PEAK Surgical: Bioengineers Engage with Local Company to Create Breakthrough Innovations
While interning at PEAK Surgical, a medical device manufacturer in Palo Alto, Michelle Bohner ’11, a bioengineering major, researched electrosurgery and learned about a potential risk to patients. Together she and fellow bioengineering student West Askew ’11 turned that spark of an idea into a senior design project—a mechanism to decrease the chance of a fire in a patient’s airway during ear, nose, or throat surgery.
“We took a couple of different approaches and really narrowed it down to detecting the concentration of oxygen in proximity to the actual electro-scalpel,” Askew explains. Once a dangerous level is sensed, the device alerts the surgeon with visual and auditory warnings, delivers a flame-retardant gas, and shuts down. They tested the device on a faux trachea, plastic tubing in a simulated mouth cavity, to further refine it.
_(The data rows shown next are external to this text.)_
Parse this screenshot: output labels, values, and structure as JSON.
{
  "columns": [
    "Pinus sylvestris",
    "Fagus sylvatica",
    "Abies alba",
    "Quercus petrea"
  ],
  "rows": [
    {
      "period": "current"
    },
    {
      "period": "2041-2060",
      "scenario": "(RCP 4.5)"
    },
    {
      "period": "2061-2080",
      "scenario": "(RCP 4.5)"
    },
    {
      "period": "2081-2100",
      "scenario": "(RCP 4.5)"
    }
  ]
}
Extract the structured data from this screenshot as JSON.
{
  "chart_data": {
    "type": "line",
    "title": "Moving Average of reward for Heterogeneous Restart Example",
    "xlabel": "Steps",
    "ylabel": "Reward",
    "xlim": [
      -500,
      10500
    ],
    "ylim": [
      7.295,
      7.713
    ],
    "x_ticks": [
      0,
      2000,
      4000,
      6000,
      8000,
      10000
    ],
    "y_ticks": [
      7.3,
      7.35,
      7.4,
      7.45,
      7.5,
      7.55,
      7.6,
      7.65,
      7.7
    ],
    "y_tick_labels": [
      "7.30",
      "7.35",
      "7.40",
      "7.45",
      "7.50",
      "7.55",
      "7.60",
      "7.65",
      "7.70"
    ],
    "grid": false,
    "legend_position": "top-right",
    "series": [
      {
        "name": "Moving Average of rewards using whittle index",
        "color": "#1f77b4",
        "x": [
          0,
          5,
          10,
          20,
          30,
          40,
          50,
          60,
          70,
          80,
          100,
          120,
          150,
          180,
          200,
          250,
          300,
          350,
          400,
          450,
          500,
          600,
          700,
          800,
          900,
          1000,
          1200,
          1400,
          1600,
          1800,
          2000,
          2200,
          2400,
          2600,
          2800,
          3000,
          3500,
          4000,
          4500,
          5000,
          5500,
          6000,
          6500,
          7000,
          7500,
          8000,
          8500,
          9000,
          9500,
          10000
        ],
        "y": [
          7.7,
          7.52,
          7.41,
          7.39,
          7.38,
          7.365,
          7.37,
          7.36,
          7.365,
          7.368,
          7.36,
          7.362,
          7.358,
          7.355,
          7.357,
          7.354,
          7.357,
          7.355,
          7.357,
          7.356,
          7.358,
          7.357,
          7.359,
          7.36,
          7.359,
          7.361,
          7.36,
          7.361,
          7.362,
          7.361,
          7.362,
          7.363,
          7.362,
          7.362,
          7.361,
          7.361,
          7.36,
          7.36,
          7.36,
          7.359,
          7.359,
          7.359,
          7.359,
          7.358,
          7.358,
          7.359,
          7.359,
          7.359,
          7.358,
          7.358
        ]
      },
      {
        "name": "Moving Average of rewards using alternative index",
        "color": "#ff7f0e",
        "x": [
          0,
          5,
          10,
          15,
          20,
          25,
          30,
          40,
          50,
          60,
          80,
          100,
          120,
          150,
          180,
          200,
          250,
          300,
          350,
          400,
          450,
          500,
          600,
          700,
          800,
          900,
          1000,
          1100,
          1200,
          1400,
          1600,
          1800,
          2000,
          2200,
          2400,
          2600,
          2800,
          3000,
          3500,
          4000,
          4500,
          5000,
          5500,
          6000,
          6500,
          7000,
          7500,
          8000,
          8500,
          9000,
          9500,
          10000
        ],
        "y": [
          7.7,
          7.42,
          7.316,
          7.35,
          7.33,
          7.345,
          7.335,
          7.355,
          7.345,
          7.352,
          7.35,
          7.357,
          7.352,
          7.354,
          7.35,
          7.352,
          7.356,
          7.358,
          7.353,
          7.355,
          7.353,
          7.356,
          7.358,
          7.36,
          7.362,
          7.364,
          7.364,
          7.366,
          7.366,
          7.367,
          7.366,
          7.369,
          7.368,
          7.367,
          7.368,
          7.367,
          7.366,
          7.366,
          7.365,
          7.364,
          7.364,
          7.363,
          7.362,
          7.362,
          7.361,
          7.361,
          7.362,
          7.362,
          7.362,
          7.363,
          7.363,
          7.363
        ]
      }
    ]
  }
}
“When we first pitched the idea to the vice president of PEAK surgical, Paul Davison, he liked the idea. So we went with it,” Bohner said. She and Askew met with Davison and R & D manager Ralph McNall once a week to fine-tune their plans.
“They provided feedback on our ideas for the project, testing methods, and materials,” Bohner said. “I think interacting with them and having somebody who knows how to develop a product from a business standpoint is very helpful versus just reading, ‘This is how you develop a product,' out of a textbook.”
SCU’s location in the heart of Silicon Valley added to the school’s appeal for both students. “That’s one of the main reasons I chose to come to Santa Clara,” Askew said. “There’s really no better place to go to school in the U. S., I think, in terms of location for bioengineering because of the concentration of these biotech companies that are really just down the street.”
Bohner appreciated the frequent contributions of local bioengineers in her classes. “The upper division bioengineering classes made a good effort at engaging local companies with what we were learning. I took several classes where the professors arranged field trips to local companies,” she said. “Even in my introduction to bioengineering course we had guest professors come in to lecture about their companies and why they’re involved in industry or research.”
But the two are particularly indebted to the engineers at PEAK. “They were invaluable,” Askew said. “Their help, their guidance, their expertise. We couldn’t have done this project without them.”